Illustrations from a soccer manual published in Barcelona at the beginning of the twentieth century.




Like Zamora, Josep Samitier made his debut in the first division when he was sixteen. In 1918 he signed with Barcelona in exchange for a watch with a dial that glowed in the dark, something he had never seen, and a suit with a waistcoat.
It wasn’t long before he was the team’s ace and his life story was in kiosks all over the city. His name was on the lips of cabaret singers, bandied about on the stage, and revered in sports columns where they praised the “Mediterranean style” invented by Zamora and Samitier.
Samitier, a striker with a devastating shot, stood out for his cleverness, his domination of the ball, his utter lack of respect for the rules of logic, and his Olympian scorn for the boundaries of space and time.
Abdón Porte, who wore the shirt of the Uruguayan club Nacional for more than two hundred matches over four years, always drew applause and sometimes cheers, until his lucky star fell.
They took him out of the starting lineup. He waited, asked to return, and did. But it was no use; the slump continued, the crowd whistled. On defense even tortoises got past him, on the attack he could not score a single goal.
At the end of the summer of 1918, in the Nacional stadium, Abdón Porte took his own life. He shot himself at midnight at the center of the field where he had been loved. All the lights were out. No one heard the gunshot.
They found him at dawn. In one hand he held a revolver, in the other a letter.

In 1919 Brazil defeated Uruguay 1–0 and crowned itself champion of South America.

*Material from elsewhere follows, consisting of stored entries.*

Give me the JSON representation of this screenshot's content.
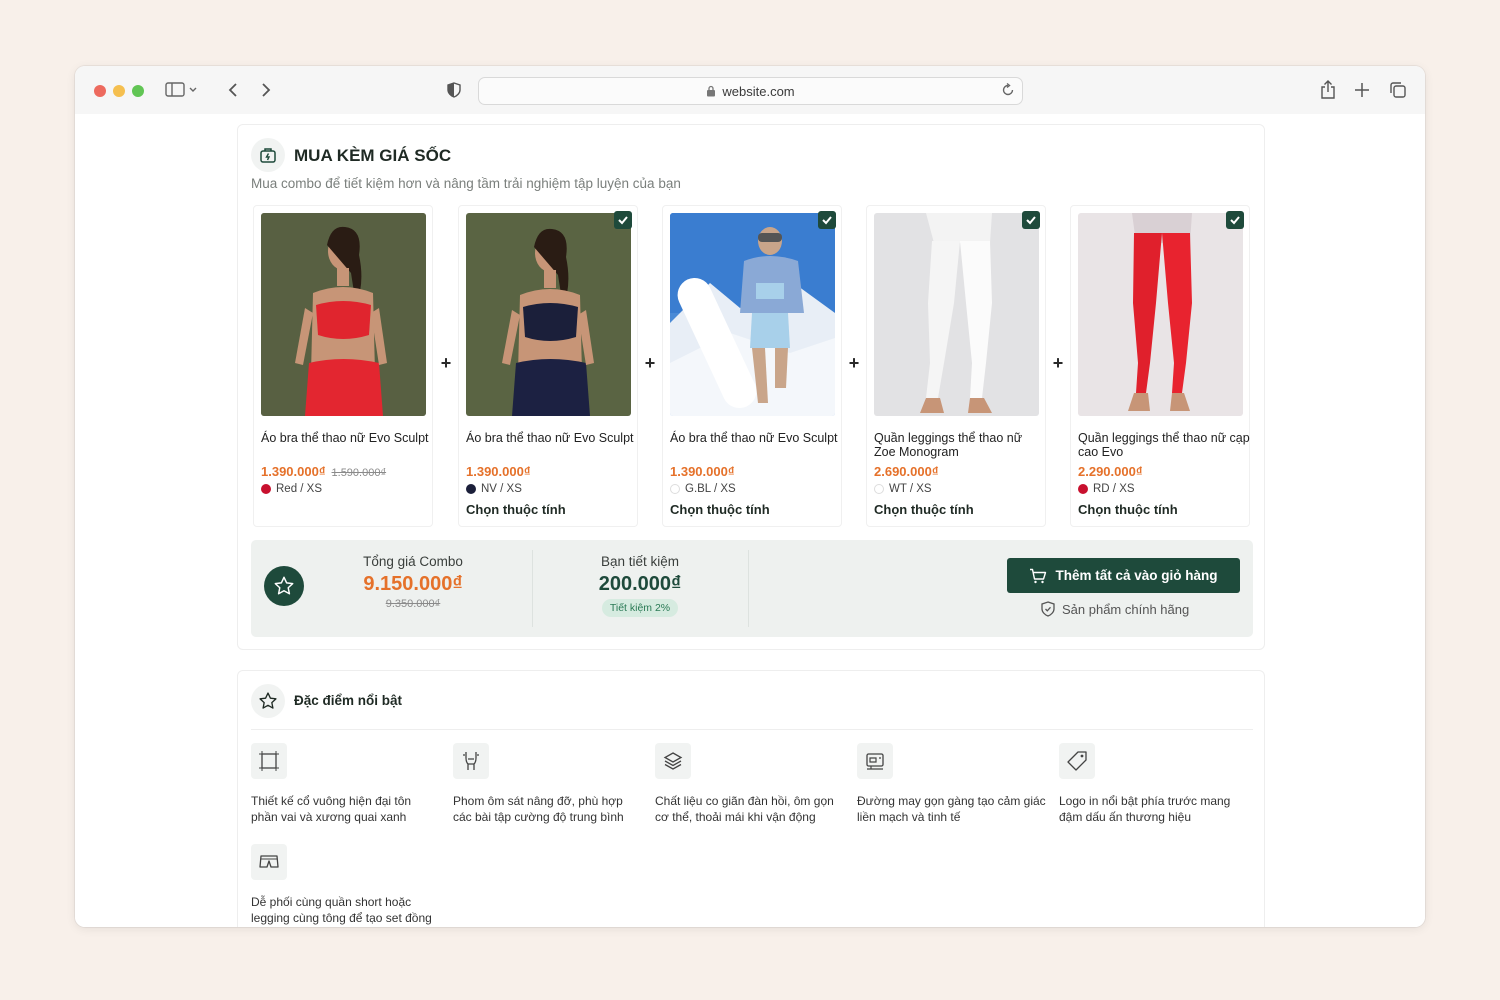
{
  "browser": {
    "url": "website.com"
  },
  "combo": {
    "title": "MUA KÈM GIÁ SỐC",
    "subtitle": "Mua combo để tiết kiệm hơn và nâng tầm trải nghiệm tập luyện của bạn",
    "plus_symbol": "+",
    "products": [
      {
        "name": "Áo bra thể thao nữ Evo Sculpt",
        "price": "1.390.000₫",
        "old_price": "1.590.000₫",
        "variant": "Red / XS",
        "swatch_color": "#c8102e",
        "checked": false,
        "choose_label": ""
      },
      {
        "name": "Áo bra thể thao nữ Evo Sculpt",
        "price": "1.390.000₫",
        "old_price": "",
        "variant": "NV / XS",
        "swatch_color": "#1b1f3a",
        "checked": true,
        "choose_label": "Chọn thuộc tính"
      },
      {
        "name": "Áo bra thể thao nữ Evo Sculpt",
        "price": "1.390.000₫",
        "old_price": "",
        "variant": "G.BL / XS",
        "swatch_color": "#ffffff",
        "checked": true,
        "choose_label": "Chọn thuộc tính"
      },
      {
        "name": "Quần leggings thể thao nữ Zoe Monogram",
        "price": "2.690.000₫",
        "old_price": "",
        "variant": "WT / XS",
        "swatch_color": "#ffffff",
        "checked": true,
        "choose_label": "Chọn thuộc tính"
      },
      {
        "name": "Quần leggings thể thao nữ cạp cao Evo",
        "price": "2.290.000₫",
        "old_price": "",
        "variant": "RD / XS",
        "swatch_color": "#c8102e",
        "checked": true,
        "choose_label": "Chọn thuộc tính"
      }
    ],
    "summary": {
      "total_label": "Tổng giá Combo",
      "total_price": "9.150.000₫",
      "total_old_price": "9.350.000₫",
      "save_label": "Bạn tiết kiệm",
      "save_amount": "200.000₫",
      "save_badge": "Tiết kiệm 2%",
      "cart_button": "Thêm tất cả vào giỏ hàng",
      "genuine_label": "Sản phẩm chính hãng"
    }
  },
  "features": {
    "title": "Đặc điểm nổi bật",
    "items": [
      {
        "icon": "frame-icon",
        "text": "Thiết kế cổ vuông hiện đại tôn phần vai và xương quai xanh"
      },
      {
        "icon": "body-fit-icon",
        "text": "Phom ôm sát nâng đỡ, phù hợp các bài tập cường độ trung bình"
      },
      {
        "icon": "layers-icon",
        "text": "Chất liệu co giãn đàn hồi, ôm gọn cơ thể, thoải mái khi vận động"
      },
      {
        "icon": "sewing-machine-icon",
        "text": "Đường may gọn gàng tạo cảm giác liền mạch và tinh tế"
      },
      {
        "icon": "tag-icon",
        "text": "Logo in nổi bật phía trước mang đậm dấu ấn thương hiệu"
      },
      {
        "icon": "shorts-icon",
        "text": "Dễ phối cùng quần short hoặc legging cùng tông để tạo set đồng bộ"
      }
    ]
  },
  "colors": {
    "accent": "#1e4a3b",
    "price": "#e5712a"
  }
}
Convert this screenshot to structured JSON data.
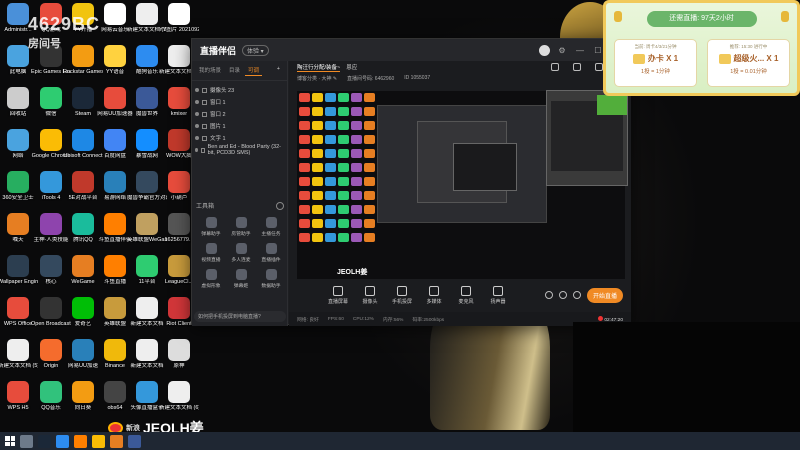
{
  "desktop": {
    "watermark": {
      "line1": "房间号",
      "line2": "4629BC",
      "line3": "Adm"
    },
    "icons": [
      {
        "label": "Administr...",
        "color": "#4a90d9"
      },
      {
        "label": "QQ游戏",
        "color": "#e74c3c"
      },
      {
        "label": "YY开播",
        "color": "#f1c40f"
      },
      {
        "label": "网易云音乐",
        "color": "#fff"
      },
      {
        "label": "新建文本文档 (3)",
        "color": "#eee"
      },
      {
        "label": "YY图片 20210921...",
        "color": "#fff"
      },
      {
        "label": "此电脑",
        "color": "#4aa3df"
      },
      {
        "label": "Epic Games Launcher",
        "color": "#333"
      },
      {
        "label": "Rockstar Games...",
        "color": "#f39c12"
      },
      {
        "label": "YY语音",
        "color": "#ffd23f"
      },
      {
        "label": "酷狗音乐",
        "color": "#2d8cf0"
      },
      {
        "label": "新建文本文档 (2)",
        "color": "#eee"
      },
      {
        "label": "回收站",
        "color": "#ccc"
      },
      {
        "label": "微信",
        "color": "#2ecc71"
      },
      {
        "label": "Steam",
        "color": "#1b2838"
      },
      {
        "label": "网易UU加速器",
        "color": "#e74c3c"
      },
      {
        "label": "魔兽世界",
        "color": "#3b5998"
      },
      {
        "label": "kmixer",
        "color": "#e74c3c"
      },
      {
        "label": "网络",
        "color": "#4aa3df"
      },
      {
        "label": "Google Chrome",
        "color": "#fbbc05"
      },
      {
        "label": "Ubisoft Connect",
        "color": "#1e88e5"
      },
      {
        "label": "百度网盘",
        "color": "#4285f4"
      },
      {
        "label": "暴雪战网",
        "color": "#148eff"
      },
      {
        "label": "WOW大脚",
        "color": "#c0392b"
      },
      {
        "label": "360安全卫士",
        "color": "#27ae60"
      },
      {
        "label": "iTools 4",
        "color": "#3498db"
      },
      {
        "label": "5E对战平台",
        "color": "#c0392b"
      },
      {
        "label": "易游网络",
        "color": "#2980b9"
      },
      {
        "label": "魔兽争霸官方对战平台",
        "color": "#34495e"
      },
      {
        "label": "小葫芦",
        "color": "#e74c3c"
      },
      {
        "label": "喊天",
        "color": "#e67e22"
      },
      {
        "label": "主神·人类技能",
        "color": "#8e44ad"
      },
      {
        "label": "腾讯QQ",
        "color": "#1abc9c"
      },
      {
        "label": "斗鱼直播伴侣",
        "color": "#ff7f00"
      },
      {
        "label": "英雄联盟WeGame版",
        "color": "#c0a060"
      },
      {
        "label": "16256779...",
        "color": "#555"
      },
      {
        "label": "Wallpaper Engine",
        "color": "#2c3e50"
      },
      {
        "label": "核心",
        "color": "#34495e"
      },
      {
        "label": "WeGame",
        "color": "#e67e22"
      },
      {
        "label": "斗鱼直播",
        "color": "#ff7f00"
      },
      {
        "label": "11平台",
        "color": "#2ecc71"
      },
      {
        "label": "LeagueCl...",
        "color": "#c89b3c"
      },
      {
        "label": "WPS Office",
        "color": "#e74c3c"
      },
      {
        "label": "Open Broadcast...",
        "color": "#333"
      },
      {
        "label": "爱奇艺",
        "color": "#00be06"
      },
      {
        "label": "英雄联盟",
        "color": "#c89b3c"
      },
      {
        "label": "新建文本文档",
        "color": "#eee"
      },
      {
        "label": "Riot Client",
        "color": "#d13639"
      },
      {
        "label": "新建文本文档 (5)",
        "color": "#eee"
      },
      {
        "label": "Origin",
        "color": "#f56c2d"
      },
      {
        "label": "网易UU加速",
        "color": "#2980b9"
      },
      {
        "label": "Binance",
        "color": "#f0b90b"
      },
      {
        "label": "新建文本文档",
        "color": "#eee"
      },
      {
        "label": "原神",
        "color": "#ddd"
      },
      {
        "label": "WPS H5",
        "color": "#e74c3c"
      },
      {
        "label": "QQ音乐",
        "color": "#31c27c"
      },
      {
        "label": "向日葵",
        "color": "#f39c12"
      },
      {
        "label": "obs64",
        "color": "#444"
      },
      {
        "label": "头像直播盒子",
        "color": "#3498db"
      },
      {
        "label": "新建文本文档 (6)",
        "color": "#eee"
      }
    ]
  },
  "app": {
    "logo": "直播伴侣",
    "version": "体验 ▾",
    "left_tabs": [
      "我的场景",
      "目录",
      "可调",
      "+"
    ],
    "scenes": [
      {
        "label": "摄像头 23"
      },
      {
        "label": "窗口 1"
      },
      {
        "label": "窗口 2"
      },
      {
        "label": "图片 1"
      },
      {
        "label": "文字 1"
      },
      {
        "label": "Ben and Ed - Blood Party (32-bit, PCD3D SMS)"
      }
    ],
    "tools_title": "工具箱",
    "tools": [
      {
        "label": "弹幕助手"
      },
      {
        "label": "房管助手"
      },
      {
        "label": "主播任务"
      },
      {
        "label": "视频直播"
      },
      {
        "label": "多人连麦"
      },
      {
        "label": "直播插件"
      },
      {
        "label": "虚拟形象"
      },
      {
        "label": "弹幕姬"
      },
      {
        "label": "数据助手"
      }
    ],
    "left_footer": "如何把手机投屏到电脑直播?",
    "main_tabs": [
      {
        "label": "陶汪行分配/装备~",
        "active": true
      },
      {
        "label": "恩应",
        "active": false
      }
    ],
    "info": [
      "博客分类 · 大神 ✎",
      "直播间号码: 6462960",
      "ID 1055037"
    ],
    "preview_watermark": "JEOLH姜",
    "controls": [
      {
        "label": "直播屏幕"
      },
      {
        "label": "摄像头"
      },
      {
        "label": "手机投屏"
      },
      {
        "label": "多媒体"
      },
      {
        "label": "麦克风"
      },
      {
        "label": "扬声器"
      }
    ],
    "start_label": "开始直播",
    "status": [
      "网络: 良好",
      "FPS:60",
      "CPU:12%",
      "内存:56%",
      "码率:2500kbps"
    ],
    "time": "02:47:20"
  },
  "banner": {
    "title": "还需直播: 97天2小时",
    "cards": [
      {
        "top": "当前: 周卡4/3/21分钟",
        "name": "办卡 X 1",
        "price": "1投 = 1分钟"
      },
      {
        "top": "推荐: 15:30 进行中",
        "name": "超级火... X 1",
        "price": "1投 = 0.01分钟"
      }
    ]
  },
  "weibo": {
    "prefix": "新浪",
    "name": "JEOLH姜"
  }
}
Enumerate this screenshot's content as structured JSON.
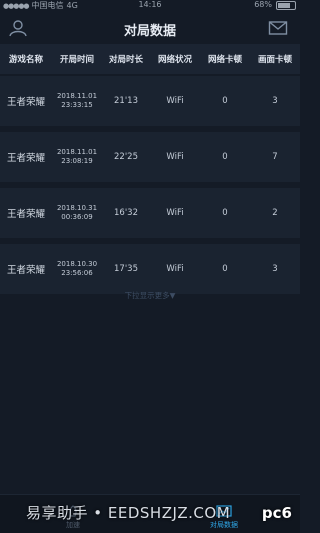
{
  "status_bar": {
    "carrier": "中国电信",
    "network": "4G",
    "time": "14:16",
    "battery": "68%"
  },
  "nav": {
    "title": "对局数据"
  },
  "table": {
    "headers": [
      "游戏名称",
      "开局时间",
      "对局时长",
      "网络状况",
      "网络卡顿",
      "画面卡顿"
    ],
    "rows": [
      {
        "game": "王者荣耀",
        "date": "2018.11.01",
        "clock": "23:33:15",
        "duration": "21'13",
        "network": "WiFi",
        "net_lag": "0",
        "frame_lag": "3"
      },
      {
        "game": "王者荣耀",
        "date": "2018.11.01",
        "clock": "23:08:19",
        "duration": "22'25",
        "network": "WiFi",
        "net_lag": "0",
        "frame_lag": "7"
      },
      {
        "game": "王者荣耀",
        "date": "2018.10.31",
        "clock": "00:36:09",
        "duration": "16'32",
        "network": "WiFi",
        "net_lag": "0",
        "frame_lag": "2"
      },
      {
        "game": "王者荣耀",
        "date": "2018.10.30",
        "clock": "23:56:06",
        "duration": "17'35",
        "network": "WiFi",
        "net_lag": "0",
        "frame_lag": "3"
      }
    ]
  },
  "more_hint": "下拉显示更多▼",
  "tabs": {
    "accelerate": "加速",
    "stats": "对局数据"
  },
  "watermark": {
    "text": "易享助手 • EEDSHZJZ.COM",
    "logo": "pc6"
  },
  "colors": {
    "background": "#141b26",
    "row": "#1a2330",
    "accent": "#2fa8e8"
  }
}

People flooded the streets of Rio de Janeiro. Leading the celebration, raised aloft like a standard, was a muddy soccer boot with a little sign that proclaimed: “The glorious foot of Friedenreich.” The next day that shoe, which had scored the winning goal, ended up in the display window of a downtown jewelry shop.
Artur Friedenreich, son of a German immigrant and a black washerwoman, played in the first division for twenty-six years and never earned a cent. No one scored more goals than he in the history of soccer, not even that other great Brazilian artilleryman, Pelé, who remains professional soccer’s leading scorer. Friedenreich converted 1,329, Pelé 1,279.